Policy on Academic Misconduct

It is the responsibility of the Committee on Academic Misconduct to investigate or establish procedures for the investigation of all reported cases of student academic misconduct. The term “academic misconduct” includes all forms of student academic misconduct wherever committed; illustrated by, but not limited to, cases of plagiarism and dishonest practices in connection with examinations. Instructors shall report all instances of alleged academic misconduct to the committee (Faculty Rule 3335-5-487). For additional information, see the Code of Student Conduct.

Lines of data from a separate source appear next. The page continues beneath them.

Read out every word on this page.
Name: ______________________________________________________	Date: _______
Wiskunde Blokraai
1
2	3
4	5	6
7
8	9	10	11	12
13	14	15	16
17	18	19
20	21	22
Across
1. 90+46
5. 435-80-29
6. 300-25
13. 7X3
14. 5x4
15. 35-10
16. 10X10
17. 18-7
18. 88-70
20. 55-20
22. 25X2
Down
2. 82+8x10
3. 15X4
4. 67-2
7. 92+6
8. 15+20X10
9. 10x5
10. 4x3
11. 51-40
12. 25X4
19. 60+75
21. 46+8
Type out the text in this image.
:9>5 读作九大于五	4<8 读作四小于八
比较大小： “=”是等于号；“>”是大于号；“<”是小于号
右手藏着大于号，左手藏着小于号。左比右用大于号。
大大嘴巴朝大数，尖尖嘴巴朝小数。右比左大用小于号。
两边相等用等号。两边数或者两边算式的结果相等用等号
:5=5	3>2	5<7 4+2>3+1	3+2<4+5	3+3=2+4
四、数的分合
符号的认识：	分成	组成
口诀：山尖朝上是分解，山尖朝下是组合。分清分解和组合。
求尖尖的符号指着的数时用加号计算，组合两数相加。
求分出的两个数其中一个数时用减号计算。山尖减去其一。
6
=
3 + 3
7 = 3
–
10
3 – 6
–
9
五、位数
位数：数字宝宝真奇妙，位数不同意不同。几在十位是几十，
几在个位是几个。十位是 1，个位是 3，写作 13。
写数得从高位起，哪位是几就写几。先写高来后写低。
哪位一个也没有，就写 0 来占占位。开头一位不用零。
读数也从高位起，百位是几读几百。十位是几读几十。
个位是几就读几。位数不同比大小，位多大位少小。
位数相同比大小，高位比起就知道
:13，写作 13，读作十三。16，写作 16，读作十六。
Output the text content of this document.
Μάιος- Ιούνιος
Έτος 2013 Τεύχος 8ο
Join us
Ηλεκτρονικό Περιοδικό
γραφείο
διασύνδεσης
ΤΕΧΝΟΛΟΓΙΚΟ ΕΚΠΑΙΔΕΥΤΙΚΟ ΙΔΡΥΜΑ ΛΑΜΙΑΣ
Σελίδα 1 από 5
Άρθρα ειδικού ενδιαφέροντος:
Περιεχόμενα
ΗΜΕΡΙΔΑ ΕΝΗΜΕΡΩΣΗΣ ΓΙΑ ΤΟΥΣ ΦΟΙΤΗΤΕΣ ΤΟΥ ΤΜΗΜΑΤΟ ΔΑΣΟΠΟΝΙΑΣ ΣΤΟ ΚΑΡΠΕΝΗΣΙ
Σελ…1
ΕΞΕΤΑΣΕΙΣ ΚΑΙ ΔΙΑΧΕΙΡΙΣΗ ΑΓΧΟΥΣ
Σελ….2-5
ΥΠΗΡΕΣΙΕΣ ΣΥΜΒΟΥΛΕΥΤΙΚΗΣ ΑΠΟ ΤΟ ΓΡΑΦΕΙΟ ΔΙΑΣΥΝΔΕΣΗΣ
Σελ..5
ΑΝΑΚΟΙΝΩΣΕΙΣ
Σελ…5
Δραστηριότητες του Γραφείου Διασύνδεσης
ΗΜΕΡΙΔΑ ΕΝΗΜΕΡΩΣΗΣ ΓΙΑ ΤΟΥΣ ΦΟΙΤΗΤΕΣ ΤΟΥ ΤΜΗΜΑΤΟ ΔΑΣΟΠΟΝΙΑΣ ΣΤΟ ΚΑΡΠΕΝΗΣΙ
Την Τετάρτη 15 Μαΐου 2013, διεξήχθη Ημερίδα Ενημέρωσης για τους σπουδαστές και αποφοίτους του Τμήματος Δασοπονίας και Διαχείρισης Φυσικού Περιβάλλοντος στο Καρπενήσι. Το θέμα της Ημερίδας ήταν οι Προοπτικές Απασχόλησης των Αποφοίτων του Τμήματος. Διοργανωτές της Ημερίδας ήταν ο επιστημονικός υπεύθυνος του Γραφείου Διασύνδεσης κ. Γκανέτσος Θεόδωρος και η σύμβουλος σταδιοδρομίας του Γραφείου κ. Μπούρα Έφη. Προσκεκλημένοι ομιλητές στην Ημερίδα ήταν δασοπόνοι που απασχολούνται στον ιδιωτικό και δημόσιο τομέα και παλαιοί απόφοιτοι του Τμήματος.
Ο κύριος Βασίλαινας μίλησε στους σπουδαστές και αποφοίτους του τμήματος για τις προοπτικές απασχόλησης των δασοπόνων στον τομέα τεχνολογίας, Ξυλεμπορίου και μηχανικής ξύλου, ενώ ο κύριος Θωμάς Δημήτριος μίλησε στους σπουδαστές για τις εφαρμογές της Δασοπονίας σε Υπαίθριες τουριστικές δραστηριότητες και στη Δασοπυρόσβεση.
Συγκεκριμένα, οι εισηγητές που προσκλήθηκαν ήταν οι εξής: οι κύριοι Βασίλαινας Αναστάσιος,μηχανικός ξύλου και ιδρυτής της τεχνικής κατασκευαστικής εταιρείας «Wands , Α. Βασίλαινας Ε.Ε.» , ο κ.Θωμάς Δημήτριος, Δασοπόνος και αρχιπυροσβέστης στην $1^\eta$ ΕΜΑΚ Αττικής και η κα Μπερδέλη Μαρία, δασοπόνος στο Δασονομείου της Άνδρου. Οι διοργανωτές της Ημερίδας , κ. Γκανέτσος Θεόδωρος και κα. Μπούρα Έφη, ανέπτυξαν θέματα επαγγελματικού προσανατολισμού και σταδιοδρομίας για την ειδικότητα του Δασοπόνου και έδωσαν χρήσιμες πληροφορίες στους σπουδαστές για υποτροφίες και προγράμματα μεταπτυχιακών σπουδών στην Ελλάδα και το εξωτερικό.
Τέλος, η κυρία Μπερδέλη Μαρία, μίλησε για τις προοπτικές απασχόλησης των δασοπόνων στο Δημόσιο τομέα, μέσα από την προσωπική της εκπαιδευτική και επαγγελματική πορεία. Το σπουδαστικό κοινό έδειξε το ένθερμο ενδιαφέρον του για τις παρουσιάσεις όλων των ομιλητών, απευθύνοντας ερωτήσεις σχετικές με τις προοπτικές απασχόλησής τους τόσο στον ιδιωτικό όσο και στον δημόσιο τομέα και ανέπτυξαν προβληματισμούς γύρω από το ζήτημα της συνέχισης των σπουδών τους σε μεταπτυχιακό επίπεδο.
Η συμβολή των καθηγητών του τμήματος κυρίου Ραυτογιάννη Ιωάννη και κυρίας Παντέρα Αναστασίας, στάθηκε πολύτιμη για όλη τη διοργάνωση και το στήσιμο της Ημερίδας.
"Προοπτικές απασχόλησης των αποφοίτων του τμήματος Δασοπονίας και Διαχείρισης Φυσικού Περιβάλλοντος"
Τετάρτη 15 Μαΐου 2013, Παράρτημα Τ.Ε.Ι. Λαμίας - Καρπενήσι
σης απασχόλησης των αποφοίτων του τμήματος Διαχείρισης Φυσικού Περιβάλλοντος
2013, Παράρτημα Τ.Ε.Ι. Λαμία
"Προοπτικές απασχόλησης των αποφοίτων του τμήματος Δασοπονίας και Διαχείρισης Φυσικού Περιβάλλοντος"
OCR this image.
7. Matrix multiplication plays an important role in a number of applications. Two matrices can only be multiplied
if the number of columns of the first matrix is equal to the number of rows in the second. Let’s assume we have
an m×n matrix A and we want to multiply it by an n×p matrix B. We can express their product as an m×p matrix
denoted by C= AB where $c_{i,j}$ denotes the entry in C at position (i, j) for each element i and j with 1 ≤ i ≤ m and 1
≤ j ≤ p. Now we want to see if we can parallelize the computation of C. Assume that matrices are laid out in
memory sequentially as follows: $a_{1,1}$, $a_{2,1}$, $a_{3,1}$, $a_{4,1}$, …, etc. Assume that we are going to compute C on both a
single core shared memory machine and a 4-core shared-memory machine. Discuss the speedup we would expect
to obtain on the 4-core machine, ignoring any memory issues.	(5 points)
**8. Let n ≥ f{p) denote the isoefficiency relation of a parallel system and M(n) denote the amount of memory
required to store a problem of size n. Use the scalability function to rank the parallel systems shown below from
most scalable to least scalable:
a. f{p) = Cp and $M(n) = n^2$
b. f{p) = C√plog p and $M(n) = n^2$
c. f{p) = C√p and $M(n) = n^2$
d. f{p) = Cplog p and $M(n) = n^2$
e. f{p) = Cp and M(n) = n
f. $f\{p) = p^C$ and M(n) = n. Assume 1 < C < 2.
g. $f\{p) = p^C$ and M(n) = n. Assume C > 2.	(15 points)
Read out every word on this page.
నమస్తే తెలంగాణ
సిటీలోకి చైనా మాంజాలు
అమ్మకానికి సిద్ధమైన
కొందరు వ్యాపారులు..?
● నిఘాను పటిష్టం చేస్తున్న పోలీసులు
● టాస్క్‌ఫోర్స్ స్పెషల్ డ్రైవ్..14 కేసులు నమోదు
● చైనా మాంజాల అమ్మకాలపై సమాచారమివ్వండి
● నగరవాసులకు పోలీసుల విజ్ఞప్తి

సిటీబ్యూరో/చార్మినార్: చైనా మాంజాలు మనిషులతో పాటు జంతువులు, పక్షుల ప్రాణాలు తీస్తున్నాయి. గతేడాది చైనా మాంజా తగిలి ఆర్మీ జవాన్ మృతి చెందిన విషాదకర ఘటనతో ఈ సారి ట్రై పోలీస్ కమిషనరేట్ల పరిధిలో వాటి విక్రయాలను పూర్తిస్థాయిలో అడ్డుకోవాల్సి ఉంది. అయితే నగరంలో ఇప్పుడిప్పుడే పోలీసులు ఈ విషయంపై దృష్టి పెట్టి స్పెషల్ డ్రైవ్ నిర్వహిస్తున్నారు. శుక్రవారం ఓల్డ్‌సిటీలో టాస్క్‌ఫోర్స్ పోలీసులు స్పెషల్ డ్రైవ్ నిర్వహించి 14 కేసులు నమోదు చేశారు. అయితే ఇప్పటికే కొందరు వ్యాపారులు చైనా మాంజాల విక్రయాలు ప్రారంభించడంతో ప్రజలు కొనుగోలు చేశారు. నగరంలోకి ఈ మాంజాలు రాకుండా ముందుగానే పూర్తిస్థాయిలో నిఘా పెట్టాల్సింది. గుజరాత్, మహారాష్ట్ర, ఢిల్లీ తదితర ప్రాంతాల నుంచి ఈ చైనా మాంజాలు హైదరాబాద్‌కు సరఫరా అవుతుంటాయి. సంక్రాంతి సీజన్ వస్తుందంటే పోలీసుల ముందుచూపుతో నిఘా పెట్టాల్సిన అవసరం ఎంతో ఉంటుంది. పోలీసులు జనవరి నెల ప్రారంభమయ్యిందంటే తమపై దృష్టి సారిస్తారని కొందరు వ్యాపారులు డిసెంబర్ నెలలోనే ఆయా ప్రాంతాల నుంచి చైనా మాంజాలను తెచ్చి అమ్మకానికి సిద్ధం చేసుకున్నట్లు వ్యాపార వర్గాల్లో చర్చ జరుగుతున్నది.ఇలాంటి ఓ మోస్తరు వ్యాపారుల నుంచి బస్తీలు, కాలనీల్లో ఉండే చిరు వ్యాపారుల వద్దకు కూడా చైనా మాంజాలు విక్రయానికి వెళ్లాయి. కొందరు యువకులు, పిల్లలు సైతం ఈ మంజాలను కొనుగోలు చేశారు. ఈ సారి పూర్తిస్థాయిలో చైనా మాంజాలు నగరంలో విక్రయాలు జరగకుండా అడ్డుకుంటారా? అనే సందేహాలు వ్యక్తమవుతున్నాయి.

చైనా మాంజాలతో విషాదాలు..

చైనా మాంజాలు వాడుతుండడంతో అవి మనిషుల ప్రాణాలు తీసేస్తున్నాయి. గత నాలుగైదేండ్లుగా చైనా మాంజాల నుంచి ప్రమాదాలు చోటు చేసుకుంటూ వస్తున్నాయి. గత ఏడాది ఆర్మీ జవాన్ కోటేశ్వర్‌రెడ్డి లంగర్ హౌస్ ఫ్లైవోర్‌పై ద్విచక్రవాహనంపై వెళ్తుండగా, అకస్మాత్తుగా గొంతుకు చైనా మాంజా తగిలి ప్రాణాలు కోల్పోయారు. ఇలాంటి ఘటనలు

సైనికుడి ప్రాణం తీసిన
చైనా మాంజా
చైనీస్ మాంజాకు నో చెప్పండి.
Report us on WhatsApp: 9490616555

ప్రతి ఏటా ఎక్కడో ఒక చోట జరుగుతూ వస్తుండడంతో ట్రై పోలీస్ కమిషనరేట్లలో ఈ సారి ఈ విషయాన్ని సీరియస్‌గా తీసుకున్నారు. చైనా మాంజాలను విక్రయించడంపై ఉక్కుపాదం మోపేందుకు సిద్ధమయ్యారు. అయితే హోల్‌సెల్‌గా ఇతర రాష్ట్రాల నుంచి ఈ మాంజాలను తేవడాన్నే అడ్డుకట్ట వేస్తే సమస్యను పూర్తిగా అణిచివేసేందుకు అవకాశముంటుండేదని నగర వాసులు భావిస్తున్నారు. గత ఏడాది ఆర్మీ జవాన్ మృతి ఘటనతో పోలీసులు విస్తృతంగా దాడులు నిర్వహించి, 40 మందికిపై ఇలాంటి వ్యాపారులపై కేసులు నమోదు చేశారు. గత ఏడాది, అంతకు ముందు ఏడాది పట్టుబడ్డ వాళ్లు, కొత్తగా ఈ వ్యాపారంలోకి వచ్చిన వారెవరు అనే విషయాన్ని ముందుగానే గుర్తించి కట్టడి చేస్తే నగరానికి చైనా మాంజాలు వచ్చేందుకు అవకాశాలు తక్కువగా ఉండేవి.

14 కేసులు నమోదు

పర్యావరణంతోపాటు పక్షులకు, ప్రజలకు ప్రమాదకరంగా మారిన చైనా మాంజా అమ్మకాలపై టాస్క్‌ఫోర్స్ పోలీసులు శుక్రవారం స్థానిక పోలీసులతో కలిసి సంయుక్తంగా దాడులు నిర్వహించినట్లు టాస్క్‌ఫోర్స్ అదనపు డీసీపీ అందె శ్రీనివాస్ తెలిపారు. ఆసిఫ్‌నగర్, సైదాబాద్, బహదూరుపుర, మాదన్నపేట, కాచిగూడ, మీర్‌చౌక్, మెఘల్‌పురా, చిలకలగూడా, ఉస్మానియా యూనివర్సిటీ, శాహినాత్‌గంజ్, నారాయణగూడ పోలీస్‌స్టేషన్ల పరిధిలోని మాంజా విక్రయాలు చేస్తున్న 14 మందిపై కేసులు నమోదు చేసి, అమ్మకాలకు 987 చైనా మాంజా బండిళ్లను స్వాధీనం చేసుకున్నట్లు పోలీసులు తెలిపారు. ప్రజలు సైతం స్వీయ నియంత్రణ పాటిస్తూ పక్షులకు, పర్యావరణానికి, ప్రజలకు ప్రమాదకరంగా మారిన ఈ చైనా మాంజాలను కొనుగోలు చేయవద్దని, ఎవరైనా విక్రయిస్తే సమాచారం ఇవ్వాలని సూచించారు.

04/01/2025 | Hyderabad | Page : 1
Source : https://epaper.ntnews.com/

Students with Disabilities

The University strives to make all learning experiences as accessible as possible. In light of the current pandemic, students seeking to request COVID-related accommodations may do so through the university’s request process, managed by Student Life Disability Services. If you anticipate or experience academic barriers based on your disability (including mental health, chronic or temporary medical conditions), please let me know immediately so that we can privately discuss options. To establish reasonable accommodations, I may request that you register with Student Life Disability Services. After registration, make arrangements with me as soon as possible to discuss your accommodations so that they may be implemented in a timely fashion. SLDS contact information: slds@osu.edu; 614-292-3307; slds.osu.edu; 098 Baker Hall, 113 W. 12th Avenue.

Religious Accommodations

Our inclusive environment allows for religious expression. Students requesting accommodations based on faith, religious or a spiritual belief system in regard to examinations, other academic requirements or absences, are required to provide the instructor with written notice of specific dates for which the student requests alternative accommodations at the earliest possible date. For more information about religious accommodations at Ohio State, visit odi.osu.edu/religious-accommodations.

Weather or Other Short-Term Closing

Should in-person classes be canceled, we will meet virtually via CarmenZoom during our regularly scheduled time.

Disclaimer

This syllabus is subject to change. All important changes will be made in writing (email), with ample time for adjustment.